При звуке этого имени привычно перехватило дыхание, я прижала кулаки к груди, чтобы выпустить лишний воздух. Щеки даже заболели от прилива крови.
– Сань, прости, я обманула тебя… не хотела говорить, тебе и так было плохо.
– Да уж, эта новость меня бы точно добила, – хохотнул Дятлов скептически.
– Он пропал, Орлик. Мы не знаем даже, жив ли он.
– Вилли уверен, что жив. Но я не об этом спросил. Ты очень любила его?
Врать я не стала, сказала как есть:
– Он был моим миром, моим воздухом, моим светом. В общем, всем.
– И для тебя все это словно вчера, верно? В смысле ничего не изменилось?
– Нет, не так, – запротестовала я. – После была еще одна жизнь, все мои почти восемнадцать лет, они не менее важны!
– Но ведь в этой жизни не было Орлика, ты просто не помнила его. Значит, у тебя не было возможности его разлюбить? Прости, Богдана, я стараюсь, но даже представить не могу, что сейчас происходит в твоей голове. Да и в сердце тоже.
Я решила, что лучше всего говорить правду, иначе запутаюсь и еще больше все испорчу.
– Да, не было, – сказала я. – Вместе с памятью вернулось все, что я испытывала к нему тогда, и это просто рвет мое сердце на лоскутки. Я никогда бы не поверила, что можно испытывать такие сильные чувства сразу к двоим…
– Вот даже как? – глянул на меня с мрачным интересом Дятлов.

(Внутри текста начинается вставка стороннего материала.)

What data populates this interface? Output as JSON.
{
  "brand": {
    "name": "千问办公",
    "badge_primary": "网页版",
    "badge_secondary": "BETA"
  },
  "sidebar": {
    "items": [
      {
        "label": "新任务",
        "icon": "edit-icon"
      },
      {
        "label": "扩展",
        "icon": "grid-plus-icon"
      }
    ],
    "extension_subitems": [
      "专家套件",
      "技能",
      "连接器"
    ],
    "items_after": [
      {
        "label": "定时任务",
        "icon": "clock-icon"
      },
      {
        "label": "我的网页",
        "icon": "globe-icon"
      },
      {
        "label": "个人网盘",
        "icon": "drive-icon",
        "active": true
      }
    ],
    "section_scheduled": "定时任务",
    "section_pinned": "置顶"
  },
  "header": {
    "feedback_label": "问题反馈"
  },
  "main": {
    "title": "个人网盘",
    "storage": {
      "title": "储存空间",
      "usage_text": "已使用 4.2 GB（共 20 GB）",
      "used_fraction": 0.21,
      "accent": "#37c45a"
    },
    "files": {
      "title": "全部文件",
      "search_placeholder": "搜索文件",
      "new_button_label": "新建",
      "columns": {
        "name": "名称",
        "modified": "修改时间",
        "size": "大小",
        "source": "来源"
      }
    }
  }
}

– Конечно! Что я могу сейчас сказать? Но, наверно, долго так продолжаться не сможет. Тебя я знаю почти всю свою жизнь и всецело доверяю тебе. А вот Орлика, похоже, не знаю совсем. Он прожил много жизней без меня, и я понятия не имею, в кого он превратился, что стало с его душой. Я даже не знаю, для чего он искал меня, не для того ли, чтобы отомстить… еще раз.